Personal responsibility is a fading character trait in American society. Everyone is looking for someone else to blame for everything that happens to them. It is time to exercise independence and be accountable for your own thoughts and actions. If you live in an area that experiences harsh driving conditions due to snow and ice you have to take responsibility for your safety. When you live in these types of areas you generally know what types of weather effects are safer than others to drive in. Use your experience, listen to the warnings, and exercise caution. If you are injured on your way to work, it might not be your fault, but it isn’t the responsibility of your employer, so don’t expect them to recompense you.
There is a lot that you can do to prepare yourself for facing winter driving conditions. You can have your vehicle tuned up, get good snow tires, drive an all-wheel or 4-wheel drive vehicle, and slow down. Unfortunately, even if you do all of these things, you can’t account for other drivers and unforeseen forces of nature. No matter how prepared you are if you hit ice at 50mph you could be in serious danger. This discussion is about the hazards of winter driving, but similar hazards may exist every time you get into your car. If employers are responsible for accidents during hazardous winter weather, then they should be responsible for any accident that ever occurs when someone is on their way to work. It isn’t the snow and ice that is being questioned here; it is the liability of an employer when an employee is en route to the work location.
The question then becomes: does the employee feel obligated to risk their personal safety to fulfill their work requirement? An employer has the right to expect their employee to show up for scheduled work, but they have to realize that sometimes things get in the way of that.
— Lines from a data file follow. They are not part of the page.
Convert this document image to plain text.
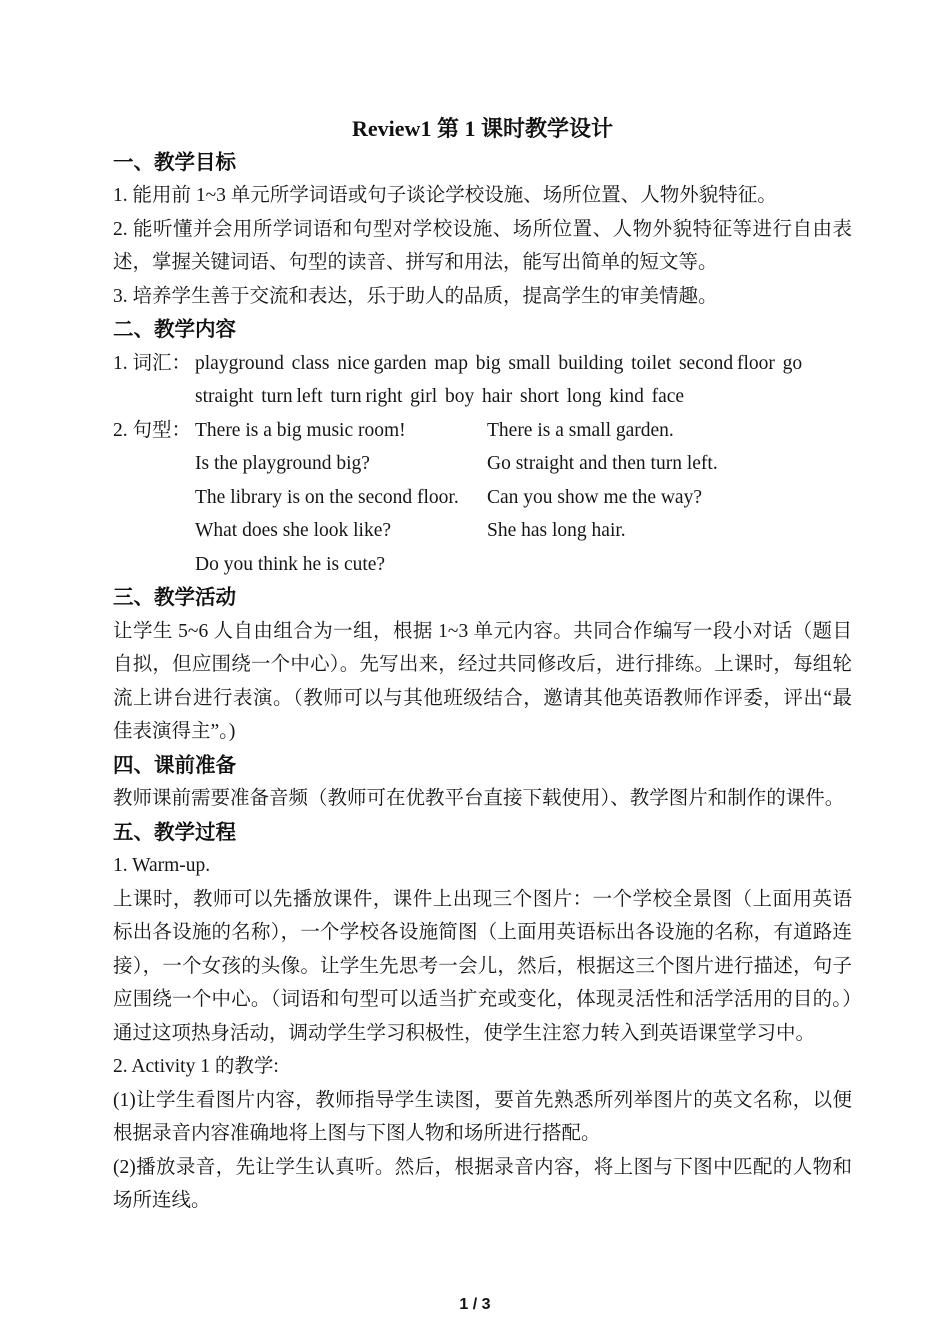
Review1 第 1 课时教学设计
一、教学目标
1. 能用前 1~3 单元所学词语或句子谈论学校设施、场所位置、人物外貌特征。
2. 能听懂并会用所学词语和句型对学校设施、场所位置、人物外貌特征等进行自由表述，掌握关键词语、句型的读音、拼写和用法，能写出简单的短文等。
3. 培养学生善于交流和表达，乐于助人的品质，提高学生的审美情趣。
二、教学内容
1. 词汇： playground  class  nice garden  map  big  small  building  toilet  second floor  go
straight  turn left  turn right  girl  boy  hair  short  long  kind  face
2. 句型： There is a big music room!	There is a small garden.
Is the playground big?	Go straight and then turn left.
The library is on the second floor.	Can you show me the way?
What does she look like?	She has long hair.
Do you think he is cute?
三、教学活动
让学生 5~6 人自由组合为一组，根据 1~3 单元内容。共同合作编写一段小对话（题目自拟，但应围绕一个中心）。先写出来，经过共同修改后，进行排练。上课时，每组轮流上讲台进行表演。（教师可以与其他班级结合，邀请其他英语教师作评委，评出“最佳表演得主”。)
四、课前准备
教师课前需要准备音频（教师可在优教平台直接下载使用）、教学图片和制作的课件。
五、教学过程
1. Warm-up.
上课时，教师可以先播放课件，课件上出现三个图片：一个学校全景图（上面用英语标出各设施的名称），一个学校各设施简图（上面用英语标出各设施的名称，有道路连接），一个女孩的头像。让学生先思考一会儿，然后，根据这三个图片进行描述，句子应围绕一个中心。（词语和句型可以适当扩充或变化，体现灵活性和活学活用的目的。）通过这项热身活动，调动学生学习积极性，使学生注窓力转入到英语课堂学习中。
2. Activity 1 的教学:
(1)让学生看图片内容，教师指导学生读图，要首先熟悉所列举图片的英文名称，以便根据录音内容准确地将上图与下图人物和场所进行搭配。
(2)播放录音，先让学生认真听。然后，根据录音内容，将上图与下图中匹配的人物和场所连线。
1 / 3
Employees must realize that they are responsible to their employer to meet agreed upon schedules, but sometimes things get in the way of that. Living in Vermont, the winter is sometimes harsh. There are days when you wake up to several feet of snow and dangerous driving conditions. In those moments you need to weight your personal safety and the importance of what you need to do for work that day. Sometimes work demands that you make the trek, other days it is more reasonable to simply stay home. Hopefully, employers will be rational and excuse your absence, especially if they are traveling the same roads as you to get to work.
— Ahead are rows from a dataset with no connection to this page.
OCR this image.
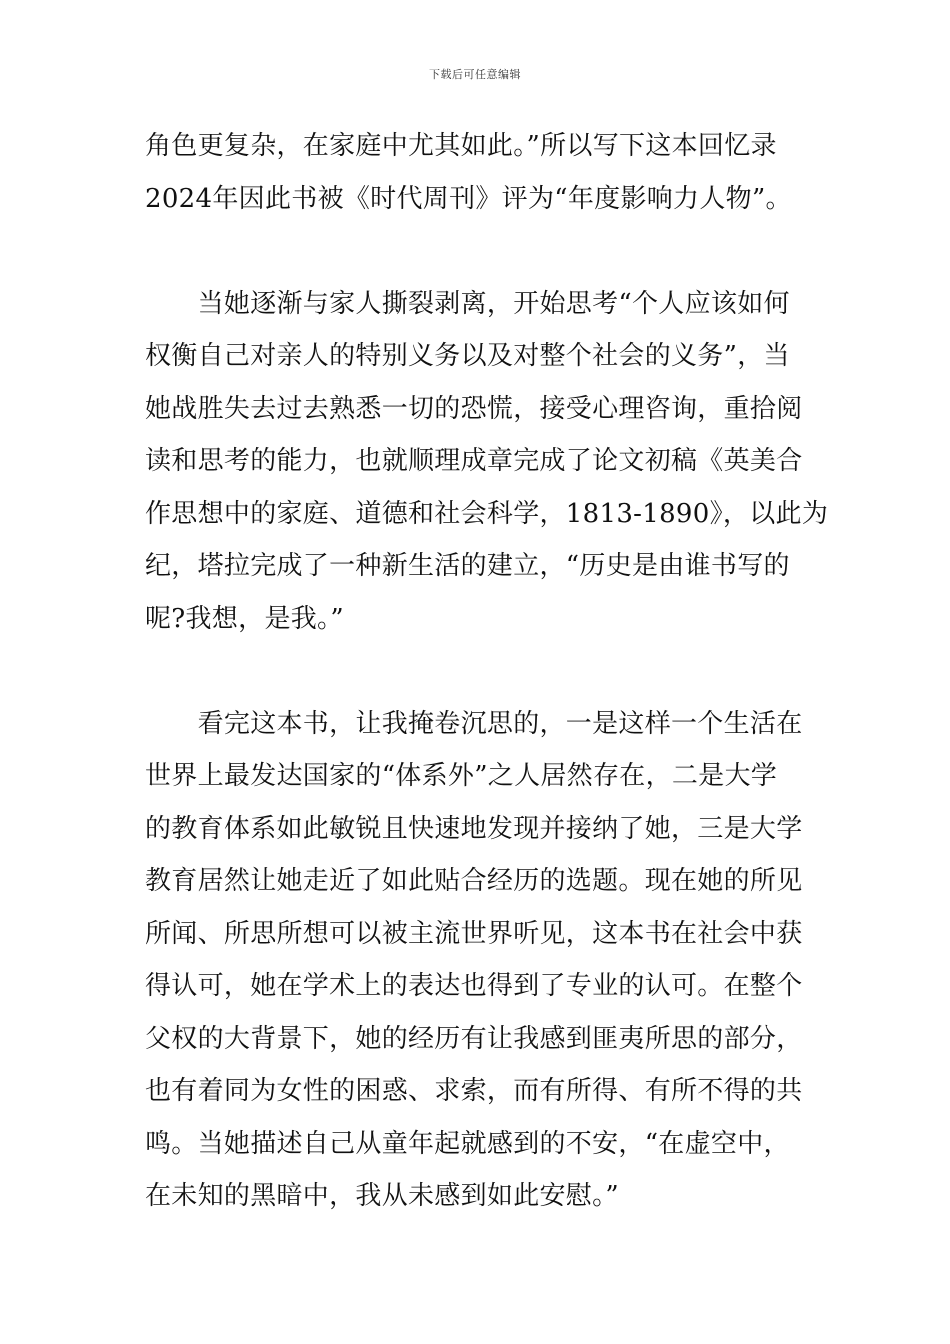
下载后可任意编辑
角色更复杂，在家庭中尤其如此。”所以写下这本回忆录
2024年因此书被《时代周刊》评为“年度影响力人物”。
　　当她逐渐与家人撕裂剥离，开始思考“个人应该如何
权衡自己对亲人的特别义务以及对整个社会的义务”，当
她战胜失去过去熟悉一切的恐慌，接受心理咨询，重拾阅
读和思考的能力，也就顺理成章完成了论文初稿《英美合
作思想中的家庭、道德和社会科学，1813-1890》，以此为
纪，塔拉完成了一种新生活的建立，“历史是由谁书写的
呢?我想，是我。”
　　看完这本书，让我掩卷沉思的，一是这样一个生活在
世界上最发达国家的“体系外”之人居然存在，二是大学
的教育体系如此敏锐且快速地发现并接纳了她，三是大学
教育居然让她走近了如此贴合经历的选题。现在她的所见
所闻、所思所想可以被主流世界听见，这本书在社会中获
得认可，她在学术上的表达也得到了专业的认可。在整个
父权的大背景下，她的经历有让我感到匪夷所思的部分，
也有着同为女性的困惑、求索，而有所得、有所不得的共
鸣。当她描述自己从童年起就感到的不安，“在虚空中，
在未知的黑暗中，我从未感到如此安慰。”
Unfortunately, there are less understanding bosses, or employers who are able to walk to work and seem to be oblivious to the fact that their employees don’t have that option. They expect you to be at work, especially if they are there, disregarding your circumstances entirely. They might make you feel like you need to go to work in spite of physical danger. Just because you work for someone who is inconsiderate doesn’t mean you should put your safety at risk. It all boils down to personal decisions and you need to decide what risks are appropriate for you to take.
Bringing it back to the debate over legal responsibility, while it could be argued that you wouldn’t be traveling in the conditions that led to the accident in the first place if not for work, this is not a substantial argument for making an employer legally culpable for the accident. If you were in a winter weather related accident on your way to the grocery store to buy milk and eggs would you hold the grocer accountable for the accident? You can’t buy milk or eggs anywhere else, so you had to go there. What about if you are in an accident on the way to a sporting event, do you hold the sports team accountable? Perhaps there is a freak storm on Election Day, do you sue the candidates and blame them for your accident on the way to the polling place? Okay, bad example, some people would certainly blame the opposing candidate for both the accident and the snow storm, but blame isn’t the same as legal responsibility.
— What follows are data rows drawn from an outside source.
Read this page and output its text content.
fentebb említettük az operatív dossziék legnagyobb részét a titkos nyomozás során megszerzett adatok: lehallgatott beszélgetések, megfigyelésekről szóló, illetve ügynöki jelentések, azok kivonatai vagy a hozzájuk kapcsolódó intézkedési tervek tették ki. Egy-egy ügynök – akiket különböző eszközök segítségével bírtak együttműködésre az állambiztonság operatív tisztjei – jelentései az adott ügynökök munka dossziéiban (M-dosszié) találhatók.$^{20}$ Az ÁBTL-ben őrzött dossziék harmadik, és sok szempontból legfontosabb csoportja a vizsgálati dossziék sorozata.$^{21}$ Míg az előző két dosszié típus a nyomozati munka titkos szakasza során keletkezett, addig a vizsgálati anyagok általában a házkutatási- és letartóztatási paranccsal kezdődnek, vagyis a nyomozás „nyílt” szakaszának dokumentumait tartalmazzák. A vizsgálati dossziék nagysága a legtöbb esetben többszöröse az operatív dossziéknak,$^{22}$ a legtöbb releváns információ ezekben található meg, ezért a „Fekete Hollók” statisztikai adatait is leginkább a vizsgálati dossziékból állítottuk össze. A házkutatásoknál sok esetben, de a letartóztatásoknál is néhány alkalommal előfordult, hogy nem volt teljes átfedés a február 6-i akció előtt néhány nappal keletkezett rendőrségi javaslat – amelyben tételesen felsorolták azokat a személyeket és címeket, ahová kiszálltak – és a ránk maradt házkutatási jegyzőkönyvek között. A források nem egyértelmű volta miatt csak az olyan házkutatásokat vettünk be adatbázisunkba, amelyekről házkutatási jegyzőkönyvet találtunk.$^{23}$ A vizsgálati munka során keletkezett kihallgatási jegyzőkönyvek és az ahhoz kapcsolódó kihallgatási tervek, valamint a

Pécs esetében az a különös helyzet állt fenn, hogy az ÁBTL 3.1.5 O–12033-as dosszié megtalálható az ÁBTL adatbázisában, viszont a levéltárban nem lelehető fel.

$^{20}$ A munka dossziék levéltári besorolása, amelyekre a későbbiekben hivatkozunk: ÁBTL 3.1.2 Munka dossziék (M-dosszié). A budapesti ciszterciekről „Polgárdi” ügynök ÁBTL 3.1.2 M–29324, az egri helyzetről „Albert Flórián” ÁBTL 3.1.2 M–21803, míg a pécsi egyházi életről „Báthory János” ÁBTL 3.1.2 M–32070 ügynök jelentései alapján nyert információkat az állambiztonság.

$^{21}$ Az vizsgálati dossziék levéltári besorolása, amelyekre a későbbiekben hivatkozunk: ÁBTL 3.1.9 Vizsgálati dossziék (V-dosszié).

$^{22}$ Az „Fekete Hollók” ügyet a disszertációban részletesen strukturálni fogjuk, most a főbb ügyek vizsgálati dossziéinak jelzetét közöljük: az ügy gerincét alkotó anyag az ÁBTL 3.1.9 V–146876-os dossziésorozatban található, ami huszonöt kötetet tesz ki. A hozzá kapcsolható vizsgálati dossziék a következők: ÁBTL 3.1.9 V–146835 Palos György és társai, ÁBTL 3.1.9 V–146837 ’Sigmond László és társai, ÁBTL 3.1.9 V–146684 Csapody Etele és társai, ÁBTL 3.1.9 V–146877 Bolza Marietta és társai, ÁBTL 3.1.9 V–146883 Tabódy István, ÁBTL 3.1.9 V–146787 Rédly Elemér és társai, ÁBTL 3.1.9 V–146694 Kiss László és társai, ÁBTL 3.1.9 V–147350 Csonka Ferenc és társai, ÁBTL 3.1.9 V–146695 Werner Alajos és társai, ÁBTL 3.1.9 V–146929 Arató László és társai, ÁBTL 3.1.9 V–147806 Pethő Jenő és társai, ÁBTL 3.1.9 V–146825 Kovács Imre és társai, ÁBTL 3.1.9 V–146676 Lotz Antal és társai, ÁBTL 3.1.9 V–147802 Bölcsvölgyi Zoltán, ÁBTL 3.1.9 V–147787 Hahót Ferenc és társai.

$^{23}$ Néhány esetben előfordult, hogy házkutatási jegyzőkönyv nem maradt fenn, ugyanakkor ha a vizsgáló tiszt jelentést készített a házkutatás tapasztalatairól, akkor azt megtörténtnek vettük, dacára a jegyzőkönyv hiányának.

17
People put themselves into many different situations where there is a factor of risk, and they need to make a decision and be accountable for it. No one can control everything that happens to or around them; all they can control is whether or not they are there in the first place, and how they react when it happens. Those who argue that employers are responsible for their employees who are on their way to work might do so based on the obligation an employee feels which overpowers their choice for personal safety. This is a fair argument to make, but falls under the same category as going to a sporting event; in both cases there is something you want, something that you value higher than the risk you need to take to get it. In the end, it is all about personal responsibility. If you have a good employer, they might go out of their way to help you after the accident, but they should not be held legally responsible for the accident.